Data Format Versioning

This is an old, old problem with a lot of varied solutions we should outline and weigh.

Here's the problem. You build a data structure for communication between two points (either two programs in a messaging system or the same program at two points in time -- e.g. a "save" file format).

Now how do you ensure that as those programs change over time that the messages can still be read? Let's take a worst-case scenario. Say you have a binary format and that in version 1.0 your first field is 32 bits. In version 2.0 that field is now 64 bits. The problem is that version 2.0 programs will try to read not only the first field, but part of the second field...chaos ensues.

So, here are some solutions to this problem that I've seen. They should be patternized by some kind soul with more time to work on this than I -- also many more should be added.

1. Version Numbers -- include a "version number" as the first field of the structure. Programs know immediately what they're dealing with and whether or not they can handle it.

2. "Self-describing" data. If your data is "key-value" or XML then your programs can more easily tolerate certain types of changes to the data structure since position does not matter (as much...)

3. "For expansion" or "unused" fields. In positional (binary) forms you keep some space for future expansion which older programs ignore and newer programs can use.

4. Almost a version number, but not quite. Newer Windows APIs use structures like this...

 struct Foosenblat {
  DWORD cbStructSize;
  int nInteresting;
  char szInteresting[20];
 };

The cbStructSize is supposed to be filled in with sizeof(Foosenblat), thus enabling the callee to differentiate between calls using the old struct Foosenblat, from calls using the new, improved struct FoosenblatEx.

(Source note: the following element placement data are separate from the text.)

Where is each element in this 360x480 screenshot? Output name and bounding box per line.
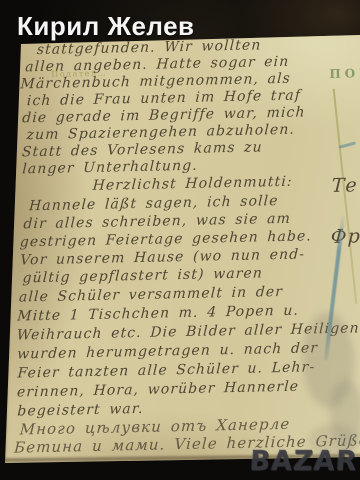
handwriting-line: Mitte 1 Tischchen m. 4 Popen u. bbox=[17, 303, 299, 325]
handwriting-fragment: Фре bbox=[330, 225, 360, 248]
postcard-content-layer: Подател… ПОЩЕ auch an einem Sonntage. st… bbox=[0, 0, 360, 480]
handwriting-fragment: Те bbox=[331, 174, 358, 197]
handwriting-line: gültig gepflastert ist) waren bbox=[22, 265, 263, 286]
handwriting-line: erinnen, Hora, worüber Hannerle bbox=[17, 379, 300, 401]
handwriting-line: langer Unterhaltung. bbox=[22, 158, 198, 178]
handwriting-line: Herzlichst Holdenmutti: bbox=[92, 174, 293, 194]
watermark-logo: BAZAR bbox=[249, 445, 358, 478]
blue-crayon-dash bbox=[339, 141, 356, 148]
printed-post-label: ПОЩЕ bbox=[329, 66, 360, 81]
photo-background: Кирил Желев Подател… ПОЩЕ auch an einem … bbox=[0, 0, 360, 480]
handwriting-line: Feier tanzten alle Schüler u. Lehr- bbox=[17, 359, 315, 381]
postcard-photo: Подател… ПОЩЕ auch an einem Sonntage. st… bbox=[0, 0, 360, 480]
handwriting-line: alle Schüler versammelt in der bbox=[19, 284, 284, 306]
page-title: Кирил Желев bbox=[17, 11, 195, 42]
handwriting-line: begeistert war. bbox=[17, 401, 144, 420]
handwriting-layer: auch an einem Sonntage. stattgefunden. W… bbox=[0, 0, 359, 1]
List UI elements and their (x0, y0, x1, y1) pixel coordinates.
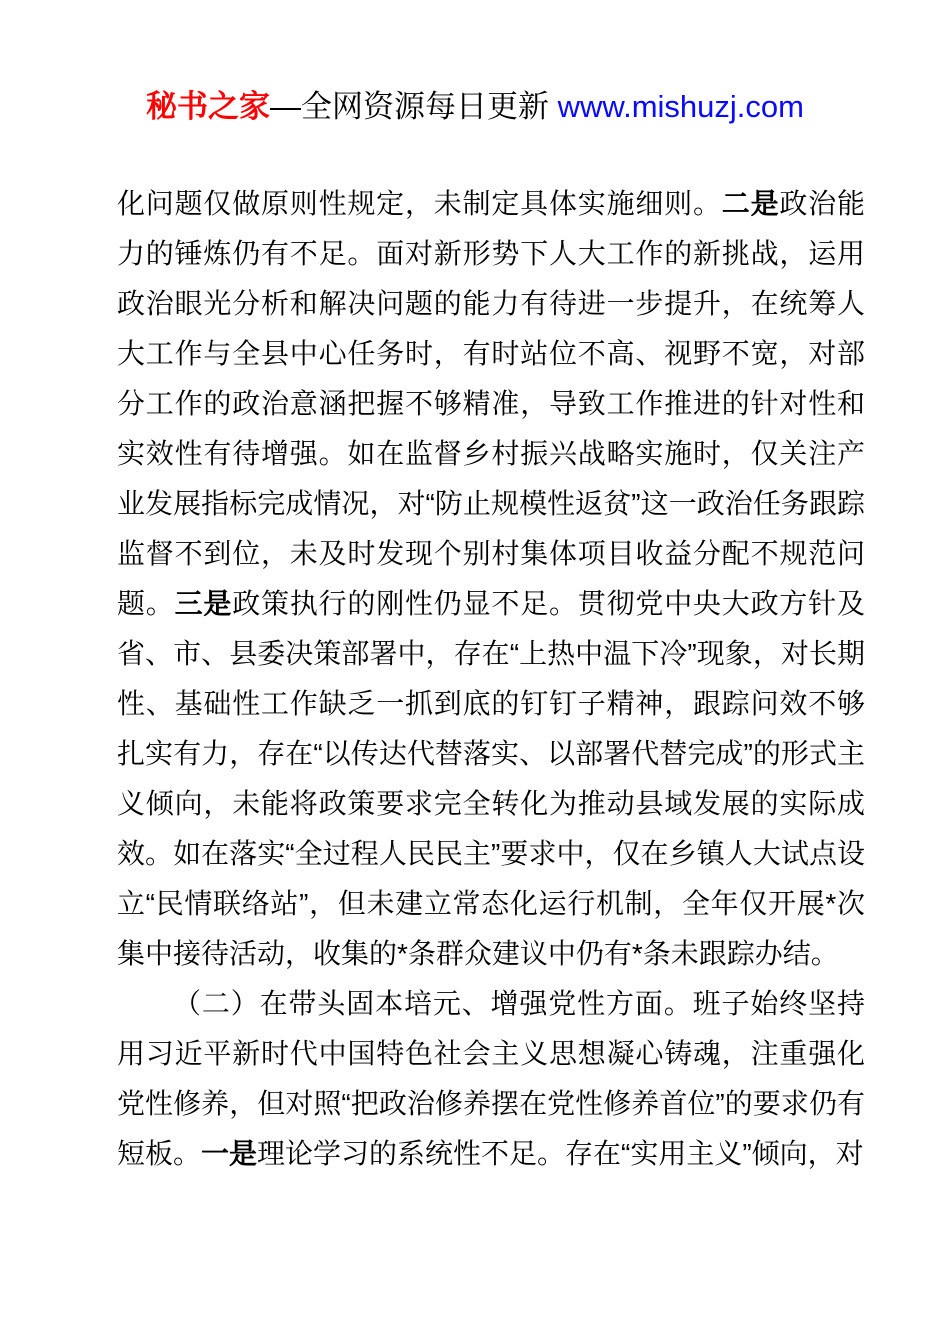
paragraph-section-two: （二）在带头固本培元、增强党性方面。班子始终坚持用习近平新时代中国特色社会主义思… (117, 979, 865, 1179)
body-text-run: 政策执行的刚性仍显不足。贯彻党中央大政方针及省、市、县委决策部署中，存在“上热中… (117, 588, 865, 969)
body-text-run: 理论学习的系统性不足。存在“实用主义”倾向，对 (257, 1138, 864, 1169)
site-url-link[interactable]: www.mishuzj.com (558, 89, 804, 124)
bold-marker-erishi: 二是 (722, 188, 780, 219)
bold-marker-yishi: 一是 (201, 1138, 257, 1169)
site-name: 秘书之家 (146, 89, 270, 124)
bold-marker-sanshi: 三是 (175, 588, 233, 619)
site-tagline: —全网资源每日更新 (270, 89, 558, 124)
body-text-run: 化问题仅做原则性规定，未制定具体实施细则。 (117, 188, 722, 219)
body-text-run: 政治能力的锤炼仍有不足。面对新形势下人大工作的新挑战，运用政治眼光分析和解决问题… (117, 188, 865, 619)
document-page: 秘书之家—全网资源每日更新 www.mishuzj.com 化问题仅做原则性规定… (0, 0, 950, 1344)
paragraph-continuation: 化问题仅做原则性规定，未制定具体实施细则。二是政治能力的锤炼仍有不足。面对新形势… (117, 179, 865, 979)
site-header: 秘书之家—全网资源每日更新 www.mishuzj.com (0, 0, 950, 125)
document-body: 化问题仅做原则性规定，未制定具体实施细则。二是政治能力的锤炼仍有不足。面对新形势… (117, 179, 865, 1179)
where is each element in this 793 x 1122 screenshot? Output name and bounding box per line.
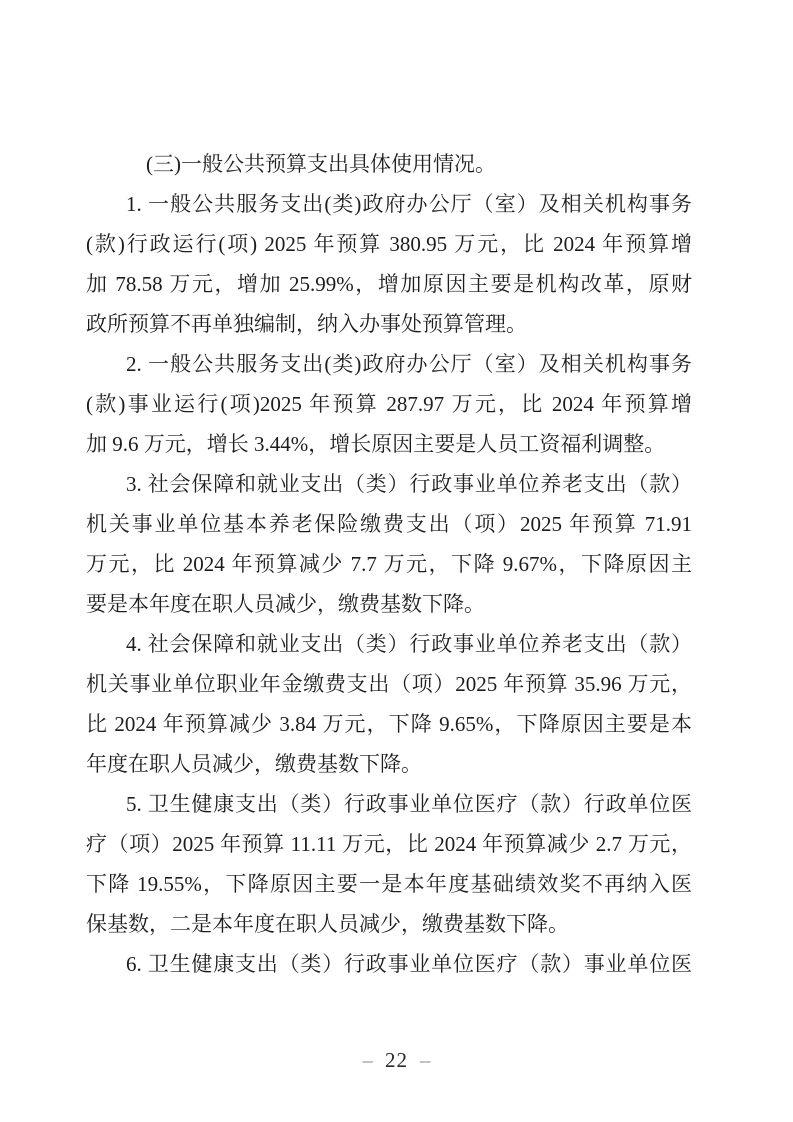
- paragraph-3-line-4: 要是本年度在职人员减少，缴费基数下降。: [86, 584, 692, 624]
- paragraph-1-line-2: (款)行政运行(项) 2025 年预算 380.95 万元，比 2024 年预算…: [86, 224, 692, 264]
- paragraph-3-line-3: 万元，比 2024 年预算减少 7.7 万元，下降 9.67%，下降原因主: [86, 544, 692, 584]
- paragraph-1-line-4: 政所预算不再单独编制，纳入办事处预算管理。: [86, 304, 692, 344]
- paragraph-2-line-1: 2. 一般公共服务支出(类)政府办公厅（室）及相关机构事务: [86, 344, 692, 384]
- paragraph-4-line-2: 机关事业单位职业年金缴费支出（项）2025 年预算 35.96 万元，: [86, 664, 692, 704]
- document-page: (三)一般公共预算支出具体使用情况。 1. 一般公共服务支出(类)政府办公厅（室…: [0, 0, 793, 1122]
- paragraph-5-line-2: 疗（项）2025 年预算 11.11 万元，比 2024 年预算减少 2.7 万…: [86, 824, 692, 864]
- paragraph-2-line-3: 加 9.6 万元，增长 3.44%，增长原因主要是人员工资福利调整。: [86, 424, 692, 464]
- paragraph-2-line-2: (款)事业运行(项)2025 年预算 287.97 万元，比 2024 年预算增: [86, 384, 692, 424]
- paragraph-3-line-2: 机关事业单位基本养老保险缴费支出（项）2025 年预算 71.91: [86, 504, 692, 544]
- paragraph-1-line-3: 加 78.58 万元，增加 25.99%，增加原因主要是机构改革，原财: [86, 264, 692, 304]
- section-heading: (三)一般公共预算支出具体使用情况。: [86, 144, 692, 184]
- paragraph-1-line-1: 1. 一般公共服务支出(类)政府办公厅（室）及相关机构事务: [86, 184, 692, 224]
- paragraph-4-line-4: 年度在职人员减少，缴费基数下降。: [86, 744, 692, 784]
- paragraph-4-line-3: 比 2024 年预算减少 3.84 万元，下降 9.65%，下降原因主要是本: [86, 704, 692, 744]
- page-number: 22: [385, 1048, 408, 1072]
- paragraph-6-line-1: 6. 卫生健康支出（类）行政事业单位医疗（款）事业单位医: [86, 944, 692, 984]
- paragraph-5-line-1: 5. 卫生健康支出（类）行政事业单位医疗（款）行政单位医: [86, 784, 692, 824]
- paragraph-5-line-4: 保基数，二是本年度在职人员减少，缴费基数下降。: [86, 904, 692, 944]
- page-number-dash-left: –: [363, 1048, 374, 1072]
- document-body: (三)一般公共预算支出具体使用情况。 1. 一般公共服务支出(类)政府办公厅（室…: [86, 144, 692, 984]
- paragraph-4-line-1: 4. 社会保障和就业支出（类）行政事业单位养老支出（款）: [86, 624, 692, 664]
- page-footer: –22–: [0, 1040, 793, 1080]
- paragraph-3-line-1: 3. 社会保障和就业支出（类）行政事业单位养老支出（款）: [86, 464, 692, 504]
- page-number-dash-right: –: [420, 1048, 431, 1072]
- paragraph-5-line-3: 下降 19.55%，下降原因主要一是本年度基础绩效奖不再纳入医: [86, 864, 692, 904]
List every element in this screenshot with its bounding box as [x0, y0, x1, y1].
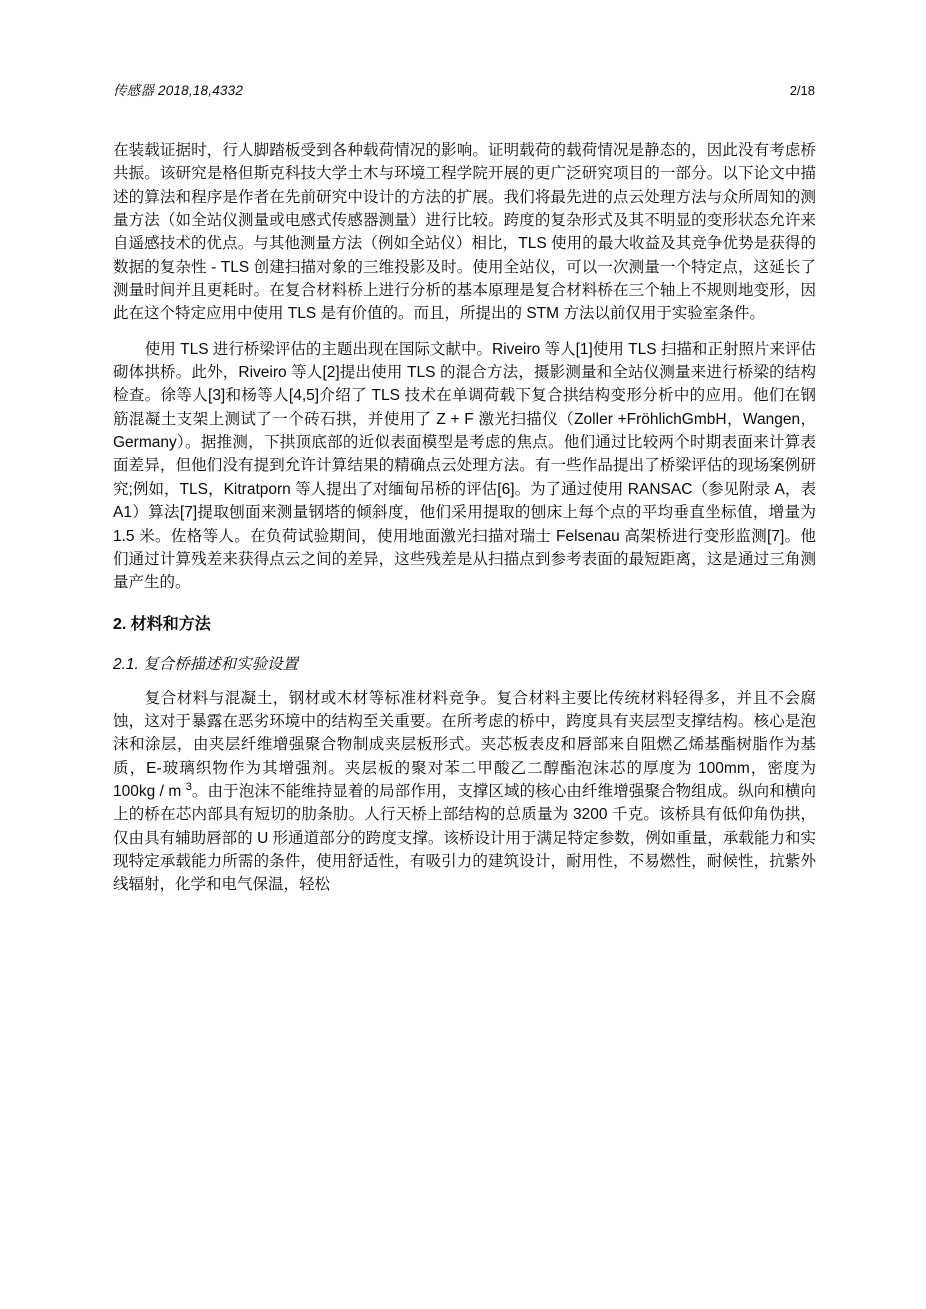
paragraph-composite-bridge-text-b: 。由于泡沫不能维持显着的局部作用，支撑区域的核心由纤维增强聚合物组成。纵向和横向… — [113, 783, 816, 893]
paragraph-composite-bridge: 复合材料与混凝土，钢材或木材等标准材料竞争。复合材料主要比传统材料轻得多，并且不… — [113, 687, 816, 897]
document-body: 在装载证据时，行人脚踏板受到各种载荷情况的影响。证明载荷的载荷情况是静态的，因此… — [113, 139, 816, 909]
paragraph-intro-continuation: 在装载证据时，行人脚踏板受到各种载荷情况的影响。证明载荷的载荷情况是静态的，因此… — [113, 139, 816, 326]
page-header: 传感器 2018,18,4332 2/18 — [113, 83, 815, 99]
section-heading-materials-and-methods: 2. 材料和方法 — [113, 613, 816, 636]
paragraph-literature-review: 使用 TLS 进行桥梁评估的主题出现在国际文献中。Riveiro 等人[1]使用… — [113, 338, 816, 595]
subsection-heading-bridge-description: 2.1. 复合桥描述和实验设置 — [113, 653, 816, 676]
page-number: 2/18 — [790, 83, 815, 99]
journal-citation: 传感器 2018,18,4332 — [113, 83, 243, 99]
document-page: 传感器 2018,18,4332 2/18 在装载证据时，行人脚踏板受到各种载荷… — [0, 0, 926, 1309]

5. ASF uses something like this:

 struct object {
  INT64 size;
  GUID guid;
  BYTE data[size];
 };

The format of the data section depends on the GUID. If you change the format of the data, use a different GUID. The size is included so that clients who don't recognise the GUID can skip past the data.

Contributors: KyleBrown, RogerLipscombe (last edit May 6, 2002)

Having run into this problem (like who hasn't) myself, I found that the first version change is the most fragile. We had to determine what set of conditions was true only in the first version and parse for those conditions first, then parse for the next condition set. By version three we were much smarter about telling the application what version of the data it was dealing with, but we were forced to drag legacy parsing around for another seven versions. Even after we officially obsoleted the first two versions, our paranoia led us to keep the legacy parser as a manual option.

Subsequent products, of course, included versioning data out of the gate.